47

Ren hung by his arms from a tree branch. His wrists had been duct-taped together, then he’d been lifted and hung up like a side of beef. A strip of tape sealed his mouth.

“Insurance,” the man had said in the cabin. He tried to sound friendly and he smiled a lot, but the gun in his hand spoke differently to Ren.

“Where’s O’Connor gone?” he’d asked.

Ren told him he didn’t know.

“Any idea when he’ll be back?”

Ren shook his head.

That was when the man produced the roll of duct tape. “Relax, kid, you’re just my insurance if things go south.”

He’d marched Ren outside into the trees, hung him up, and sealed his mouth. He had already set up a scoped rifle on a tripod low to the ground, the barrel pointed toward the cabins. He lay down, checked the scope, and made an adjustment. Then he sat up and looked no more at Ren.

He wasn’t anything like Ren had imagined a hit man to be. He had a bald spot on the top of his head over which he’d combed a few strands of mouse-brown hair. He wore wire-rimmed spectacles that he slipped to the top of his head whenever he sighted through the scope. He was dressed in a brown corduroy sport coat with a tan turtleneck beneath, blue jeans, white sneakers. From a stained white paper bag near his feet came the smell of barbecued meat.

It was twilight now. Through the branches directly above him stripped half bare by the storm the night before, Ren saw the faint gleam of an emerging star. The woods were a murk of tree trunks and low brush gone gray or black in the failing light, still and indistinct as images in an underdeveloped photograph.

Ren’s shoulders and arms ached from the hanging weight of his body, but he tried to ignore the pain and think if there was some way to warn Cork and the others. Because there was nothing else he could do, he tried kicking, hoping to break free of the branch. His legs struck at empty air and the effort only made his shoulders hurt even more. He considered the quiet of the evening, the dreadful calm, and thought hopelessly how easy it was going to be to hear the cars coming up the lane. Occasionally from the woods around them came the rustling of a squirrel scampering among the fallen leaves beneath the undergrowth. At first the sounds had startled the man, but he quickly learned to ignore them.

In a while came the distant whir of a vehicle on the main road, the engine winding down. Someone was coming. The man moved to a prone position, his eye to the rifle scope. Ren tried to think what he could do. He decided when the others drove up, he’d make the loudest sound he could behind the seal of the tape and maybe, just maybe, they would hear and be warned. The man would probably get mad and do something horrible to Ren, but he’d take that chance.

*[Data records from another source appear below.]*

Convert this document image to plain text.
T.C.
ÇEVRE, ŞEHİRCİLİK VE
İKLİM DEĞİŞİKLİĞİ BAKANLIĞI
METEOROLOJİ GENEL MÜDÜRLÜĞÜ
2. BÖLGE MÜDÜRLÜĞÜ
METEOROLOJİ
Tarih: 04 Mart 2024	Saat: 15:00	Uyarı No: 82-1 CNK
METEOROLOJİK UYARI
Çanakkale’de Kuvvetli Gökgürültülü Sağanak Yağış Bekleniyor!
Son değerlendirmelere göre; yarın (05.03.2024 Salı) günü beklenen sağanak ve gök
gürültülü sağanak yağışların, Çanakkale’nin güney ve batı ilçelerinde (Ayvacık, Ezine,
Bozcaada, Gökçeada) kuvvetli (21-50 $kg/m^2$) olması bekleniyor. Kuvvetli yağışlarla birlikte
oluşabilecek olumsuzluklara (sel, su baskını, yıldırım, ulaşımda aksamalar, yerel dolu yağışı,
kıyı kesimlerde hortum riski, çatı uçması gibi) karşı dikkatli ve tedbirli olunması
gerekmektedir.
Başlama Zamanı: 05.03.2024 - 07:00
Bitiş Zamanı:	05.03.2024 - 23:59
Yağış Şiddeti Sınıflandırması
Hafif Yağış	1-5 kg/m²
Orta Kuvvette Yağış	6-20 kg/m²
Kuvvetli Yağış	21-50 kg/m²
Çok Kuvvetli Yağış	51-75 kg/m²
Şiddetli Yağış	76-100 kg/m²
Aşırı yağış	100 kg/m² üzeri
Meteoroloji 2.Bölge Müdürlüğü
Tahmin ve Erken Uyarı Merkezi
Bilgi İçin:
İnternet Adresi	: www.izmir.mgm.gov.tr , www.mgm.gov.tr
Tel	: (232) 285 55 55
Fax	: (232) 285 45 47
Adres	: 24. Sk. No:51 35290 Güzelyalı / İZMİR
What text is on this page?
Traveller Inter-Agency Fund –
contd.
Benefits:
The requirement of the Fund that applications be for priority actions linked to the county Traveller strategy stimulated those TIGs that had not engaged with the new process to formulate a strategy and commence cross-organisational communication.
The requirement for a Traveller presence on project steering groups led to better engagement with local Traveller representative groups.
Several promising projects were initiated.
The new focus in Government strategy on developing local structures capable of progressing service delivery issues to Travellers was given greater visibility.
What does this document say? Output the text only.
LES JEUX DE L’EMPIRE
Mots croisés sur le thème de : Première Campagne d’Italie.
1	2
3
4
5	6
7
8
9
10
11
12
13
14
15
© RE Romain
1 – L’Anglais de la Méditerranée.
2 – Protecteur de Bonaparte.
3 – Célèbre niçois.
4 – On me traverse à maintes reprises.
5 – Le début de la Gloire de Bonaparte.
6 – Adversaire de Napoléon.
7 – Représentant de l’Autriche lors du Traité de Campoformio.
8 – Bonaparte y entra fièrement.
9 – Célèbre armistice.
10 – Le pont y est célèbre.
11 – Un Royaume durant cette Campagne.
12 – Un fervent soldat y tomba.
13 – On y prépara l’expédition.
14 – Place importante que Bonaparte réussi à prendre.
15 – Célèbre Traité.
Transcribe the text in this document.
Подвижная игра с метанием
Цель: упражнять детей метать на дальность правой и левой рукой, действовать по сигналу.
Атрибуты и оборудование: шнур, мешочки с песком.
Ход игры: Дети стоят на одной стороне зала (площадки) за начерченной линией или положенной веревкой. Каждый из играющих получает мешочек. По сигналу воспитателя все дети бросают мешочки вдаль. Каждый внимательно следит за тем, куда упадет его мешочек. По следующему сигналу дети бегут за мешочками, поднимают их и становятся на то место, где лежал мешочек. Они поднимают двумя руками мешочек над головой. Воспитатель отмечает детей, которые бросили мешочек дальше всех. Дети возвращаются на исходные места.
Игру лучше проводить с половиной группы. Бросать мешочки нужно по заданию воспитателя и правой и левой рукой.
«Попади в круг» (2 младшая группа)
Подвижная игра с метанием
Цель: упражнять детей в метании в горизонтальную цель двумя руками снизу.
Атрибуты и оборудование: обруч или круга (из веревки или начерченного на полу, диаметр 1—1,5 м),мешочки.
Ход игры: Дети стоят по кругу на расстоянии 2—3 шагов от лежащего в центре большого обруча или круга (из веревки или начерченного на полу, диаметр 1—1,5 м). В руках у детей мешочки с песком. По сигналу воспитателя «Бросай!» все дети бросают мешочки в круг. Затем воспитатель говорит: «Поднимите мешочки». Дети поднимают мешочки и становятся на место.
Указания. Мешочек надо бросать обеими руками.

Amid the stillness all around him, he suddenly saw movement out of the corner of his eye. Had he been looking straight on in the dim light, he might have missed it. He swung his gaze left. For a few moments he didn’t see anything. Had he been mistaken? Then he spotted the soundless slide of something large, pale, and horizontal against the vertical darkness of a tree trunk. Only a second of motion, then nothing. Ren strained to see clearly, but the mottled shading in the woods made it difficult to distinguish anything.

Motion again, a brief creeping movement, and now Ren recognized the stalking behavior of a cat. He discerned the outline of the cougar moving stealthily—creep, pause, creep—toward the man, whose attention was on the cabin and who had no idea of the danger at his back.

What Ren understood from the reading he’d done after he first discovered the animal’s tracks was that cougars preferred to attack from behind, allowing their prey to pass where they crouched before pouncing. Attacking a man was unusual, but this was a desperate beast, hungry, maybe half-crazed because it had been wounded by Calvin Stokely.

Then Ren had another thought. Maybe the cat wasn’t coming for the man. Maybe the cat was interested in the easy meal hanging from the tree.

He held his breath, felt the terrible ache of his shoulders, the kicking of his heart. He hung directly between the beast and the man, and Ren couldn’t tell which of them was the prey. He wanted to close his eyes to keep from seeing what he couldn’t stop—the long claws, the deadly teeth—but he couldn’t force his eyelids closed. He hung there powerless, damned to see the end as it came.